In our study, 25% of placentas analyzed had PIs<0.15, which was related to PWs<500g, thus validating the importance of this index when PW is lower as compared to newborn weight.19 Hindmarsh et al.22 suggest that newborn weight is related to placental weight in 41% and inversely related to multiparity and smoking in the mother during pregnancy.

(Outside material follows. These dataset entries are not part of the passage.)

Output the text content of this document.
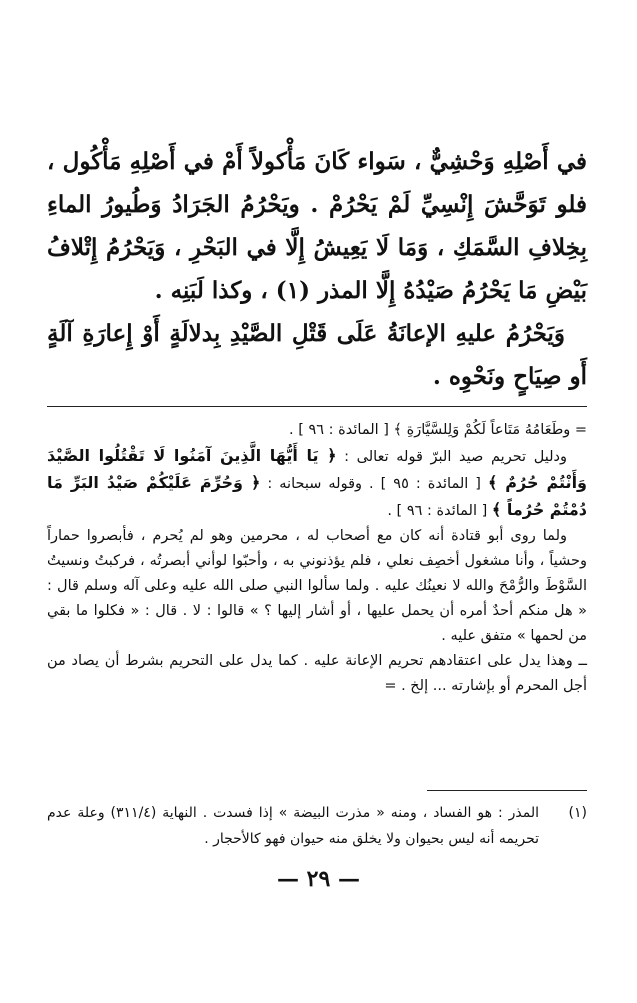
في أَصْلِهِ وَحْشِيٌّ ، سَواء كَانَ مَأْكولاً أَمْ في أَصْلِهِ مَأْكُول ، فلو تَوَحَّشَ إِنْسِيِّ لَمْ يَحْرُمْ . ويَحْرُمُ الجَرَادُ وَطُيورُ الماءِ بِخِلافِ السَّمَكِ ، وَمَا لَا يَعِيشُ إِلَّا في البَحْرِ ، وَيَحْرُمُ إِتْلافُ بَيْضِ مَا يَحْرُمُ صَيْدُهُ إِلَّا المذر (١) ، وكذا لَبَنِه .

وَيَحْرُمُ عليهِ الإعانَةُ عَلَى قَتْلِ الصَّيْدِ بِدلالَةٍ أَوْ إِعارَةِ آلَةٍ أَو صِيَاحٍ ونَحْوِه .

= وطَعَامُهُ مَتَاعاً لَكُمْ وَلِلسَّيَّارَةِ ﴾ [ المائدة : ٩٦ ] .

ودليل تحريم صيد البرّ قوله تعالى : ﴿ يَا أَيُّهَا الَّذِينَ آمَنُوا لَا تَقْتُلُوا الصَّيْدَ وَأَنْتُمْ حُرُمٌ ﴾ [ المائدة : ٩٥ ] . وقوله سبحانه : ﴿ وَحُرِّمَ عَلَيْكُمْ صَيْدُ البَرِّ مَا دُمْتُمْ حُرُماً ﴾ [ المائدة : ٩٦ ] .

ولما روى أبو قتادة أنه كان مع أصحاب له ، محرمين وهو لم يُحرم ، فأبصروا حماراً وحشياً ، وأنا مشغول أخصِف نعلي ، فلم يؤذنوني به ، وأحبّوا لوأني أبصرتُه ، فركبتُ ونسيتُ السَّوْطَ والرُّمْحَ والله لا نعينُك عليه . ولما سألوا النبي صلى الله عليه وعلى آله وسلم قال : « هل منكم أحدٌ أمره أن يحمل عليها ، أو أشار إليها ؟ » قالوا : لا . قال : « فكلوا ما بقي من لحمها » متفق عليه .

ــ وهذا يدل على اعتقادهم تحريم الإعانة عليه . كما يدل على التحريم بشرط أن يصاد من أجل المحرم أو بإشارته ... إلخ . =

(١)
المذر : هو الفساد ، ومنه « مذرت البيضة » إذا فسدت . النهاية (٣١١/٤) وعلة عدم تحريمه أنه ليس بحيوان ولا يخلق منه حيوان فهو كالأحجار .
— ٢٩ —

We previously showed23 in a hospitalized population that 38.7% of pregnant women had low iodine intake, allowing for the early search and detection of thyroid dysfunction in these women. Thirty-five percent (n: 23) of the placentas assessed came from pregnant women with low iodine intake in some trimester of pregnancy, with a statistically significant relationship between low UIE and low PW, associated with a decreased HP as compared to placentas of greater weight. It could be hypothesized that smaller placentas would be associated with decreased nutrient supply and iodine transport leading to decreased fetal thyroid hormone synthesis.1–3 HPs found were within the 10th and 50th percentiles depending on the nomogram used and sex, but the statistical difference suggests a metabolic difficulty that should be corrected.

We agree with Hindmarsh et al.22 that placental weight determines infant growth as a continuous process. PW is therefore related to newborn weight and head perimeter, but in areas with chronic iodine deficiency, a lack of iodine should also be taken into account when considering placental development.

The authors state that they have no conflicts of interest.